第2話 城の破滅

「なんだよ、これは……」

 僕とセルナは城のすぐ前で立ちすくんだ。いや、正しく言えば城があったはずの場所と言った方がいいだろう。

 城は粉々に破壊されていた。

 庭も焼き尽くされていて、湖の水は濁っていた。湖の中にいた魚たちは既に死んでいた。

 僕は破壊された城の破片をどかして、誰か下敷きになっていないか確認した。

 結果、誰も下敷きになっていなかった。

 僕はほっと吐息を吐くと、町の中心にある公園に行き、セルナの隣に座った。

 セルナは心配そうに訊く。

「どうでしたか?」

「勇者たちはいなかった」

「どこに言ったんでしょうね。それに誰がこんなことを」

 すると背後から声がした。

「兄ちゃんたちは何の話をしているの?」

 振り向くと、子供たちが興味津々にこちらを見ていた。大体みんな十歳くらいだろうか。

 一番前にいた少女が言った。

「もしかして邪魔した?」

 少女の髪は緑色で、ルナと少し似ていた。ルナが五年後になったらこんな風になっているのだろうか。

 少女は不安そうな表情をして僕を見た。

「あの……」

 僕は気を取り戻し、彼女の質問に答えた。

「邪魔してないよ。ただ、勇者の城がどうなったか不安で話してただけ」

「勇者様の城?」

 子供たちは顔を強張らせて顔を見合わせた。

「勇者様は私達町の人々を裏切ったんだよ」

 僕は目を見張った。

 勇者が町の人々を裏切った?

 僕は身を乗り出した。

「詳しく聞かせてくれないか?」

 子供たちが言ったことをまとめるとこんな感じだ。


 今日の早朝、ある少年が現れ、勇者が行ってきた悪いことを町の人々に知らせたらしい。強盗集団に手を貸したり、自分に課せられた税を町の人々に何も言わずに任せていたらしい。

 そして勇者がその場に駆けつけてそれをすべて認めたらしい。そして色々とあって勇者の方から決闘を申し込んだ。

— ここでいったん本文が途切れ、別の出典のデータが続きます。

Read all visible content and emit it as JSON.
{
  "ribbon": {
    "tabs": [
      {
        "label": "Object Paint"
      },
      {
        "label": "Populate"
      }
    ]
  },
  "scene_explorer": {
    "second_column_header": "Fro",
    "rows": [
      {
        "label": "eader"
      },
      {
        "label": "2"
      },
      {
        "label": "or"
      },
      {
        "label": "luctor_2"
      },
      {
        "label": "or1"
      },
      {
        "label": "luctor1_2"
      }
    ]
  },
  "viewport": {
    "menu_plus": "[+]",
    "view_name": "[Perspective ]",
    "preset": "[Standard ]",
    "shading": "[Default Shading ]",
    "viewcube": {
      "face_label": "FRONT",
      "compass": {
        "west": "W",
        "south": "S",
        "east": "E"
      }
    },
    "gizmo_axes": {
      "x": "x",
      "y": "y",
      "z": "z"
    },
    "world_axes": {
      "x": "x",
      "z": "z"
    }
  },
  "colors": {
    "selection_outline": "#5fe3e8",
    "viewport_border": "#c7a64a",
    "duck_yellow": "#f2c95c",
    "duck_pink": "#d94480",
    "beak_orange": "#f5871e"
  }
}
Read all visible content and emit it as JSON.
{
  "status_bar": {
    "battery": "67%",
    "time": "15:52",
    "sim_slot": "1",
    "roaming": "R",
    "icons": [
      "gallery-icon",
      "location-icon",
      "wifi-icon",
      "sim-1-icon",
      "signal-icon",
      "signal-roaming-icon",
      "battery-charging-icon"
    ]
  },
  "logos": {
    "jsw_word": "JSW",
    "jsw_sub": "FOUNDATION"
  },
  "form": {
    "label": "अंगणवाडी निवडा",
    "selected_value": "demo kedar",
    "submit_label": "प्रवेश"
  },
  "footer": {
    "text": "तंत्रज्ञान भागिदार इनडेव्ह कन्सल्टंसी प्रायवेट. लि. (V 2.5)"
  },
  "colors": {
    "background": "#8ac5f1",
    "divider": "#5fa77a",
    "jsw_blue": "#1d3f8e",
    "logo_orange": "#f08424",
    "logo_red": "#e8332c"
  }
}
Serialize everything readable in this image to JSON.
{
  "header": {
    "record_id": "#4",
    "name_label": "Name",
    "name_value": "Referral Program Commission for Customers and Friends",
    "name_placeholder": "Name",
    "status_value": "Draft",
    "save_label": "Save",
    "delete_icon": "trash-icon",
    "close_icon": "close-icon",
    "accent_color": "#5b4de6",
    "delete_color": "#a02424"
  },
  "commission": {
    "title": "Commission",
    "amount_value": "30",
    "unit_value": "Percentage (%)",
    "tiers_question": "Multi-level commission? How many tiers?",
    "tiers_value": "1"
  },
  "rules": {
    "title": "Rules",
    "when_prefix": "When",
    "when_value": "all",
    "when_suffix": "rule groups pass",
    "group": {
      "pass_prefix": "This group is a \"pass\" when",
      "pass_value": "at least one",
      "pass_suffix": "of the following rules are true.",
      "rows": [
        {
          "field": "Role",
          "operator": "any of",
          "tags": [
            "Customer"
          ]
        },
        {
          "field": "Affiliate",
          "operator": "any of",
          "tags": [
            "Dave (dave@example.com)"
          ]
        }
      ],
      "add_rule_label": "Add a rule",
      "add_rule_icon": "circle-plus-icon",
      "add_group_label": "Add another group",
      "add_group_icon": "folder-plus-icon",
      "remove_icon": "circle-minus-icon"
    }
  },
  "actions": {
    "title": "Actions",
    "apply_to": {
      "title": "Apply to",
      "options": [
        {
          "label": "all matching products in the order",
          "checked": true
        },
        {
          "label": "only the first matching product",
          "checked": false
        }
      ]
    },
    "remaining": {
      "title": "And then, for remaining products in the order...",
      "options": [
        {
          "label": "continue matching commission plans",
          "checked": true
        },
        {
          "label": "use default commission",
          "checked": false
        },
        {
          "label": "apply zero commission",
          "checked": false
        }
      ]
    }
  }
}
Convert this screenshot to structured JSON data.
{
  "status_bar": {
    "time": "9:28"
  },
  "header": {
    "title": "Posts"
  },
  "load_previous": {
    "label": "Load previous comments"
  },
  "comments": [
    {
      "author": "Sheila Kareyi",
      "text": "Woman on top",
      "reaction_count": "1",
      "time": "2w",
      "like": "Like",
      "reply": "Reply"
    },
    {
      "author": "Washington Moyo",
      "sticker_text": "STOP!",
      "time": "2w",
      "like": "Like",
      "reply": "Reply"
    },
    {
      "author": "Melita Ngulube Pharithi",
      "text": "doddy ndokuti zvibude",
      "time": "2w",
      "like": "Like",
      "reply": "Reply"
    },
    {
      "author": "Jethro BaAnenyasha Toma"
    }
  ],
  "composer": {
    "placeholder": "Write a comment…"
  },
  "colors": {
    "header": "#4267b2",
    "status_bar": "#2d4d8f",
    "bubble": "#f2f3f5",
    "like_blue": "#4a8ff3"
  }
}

 すると少年が笑い出し、勇者の住む城を易々と破壊してしまった。そして住む場所を失った勇者たちは、どこかに消え去っていったのだそうだ。


 僕は何とも言えず、ただ黙っていた。

 大人たちにも聞いてみたが、みんな同じことを発言した。

 僕はセルナと目を合わせて言った。

「勇者の城を破壊した少年って誰なんだろう……?」

「私に聞かれても……」

 セルナはしばらく考えていたが、ハッと息を呑んで言った。

「もしかしたら、その少年は神かもしれません」

「神?」

 はい。神にもいろいろな者がいます。勇者よりも強い人がいてもおかしくありません」

 セルナの言うとおり、恐らく神なのだろう。

 僕は勇者がどこに行ったか訊くために再び町を回った。

 しかし誰も勇者の目的地を知る者はいなかった。

 僕はため息をついて鍛冶屋を伺った。

 この鍛冶屋は僕が勇者から新しい剣を頼まれた時によく伺う鍛冶屋である。

 僕は「よっ」と店主にあいさつすると、店主が「よっ」とあいさつを返してくれた。

「今回は何だ。勇者から見捨てられたって見知らぬ坊主から聞いたぞ」

 僕は苦笑した。

「勇者がどこに行ったか知らないか」

「生憎とどこに行ったか分からんが、もしかしてガツンと言いに行くのか?」

 僕は首を振った。

「ガツンとはどうか知らないけど話があるんだ」

 セルナは困惑した表情で店の前で立ち止まっていた。

 僕は振り返って、入るように指示した。

「店主、こっちは僕の知合いのセルナだ」

 店主は「よっ」と挨拶したが、セルナは戸惑いながら「こんにちは」と挨拶した。

「ロナさん。この方は?」

「この鍛冶屋の店主さ。この町では一番の腕だと思うよ」

「というか、この町に鍛冶屋はここしかないけどな」

 店主は苦笑していた。

「そうだ。ラギ・リュターナに訊いてみろ。アイツは旅の専門家として名を知られているらしいからな。勇者がどこに行ったかは知らないと思うが、きっと旅をするうえで役に立つと思うぞ」

 僕は店主に礼を言うと、ラギの店へと向かった。

 セルナは慌てた様子で僕の後を追ってきた。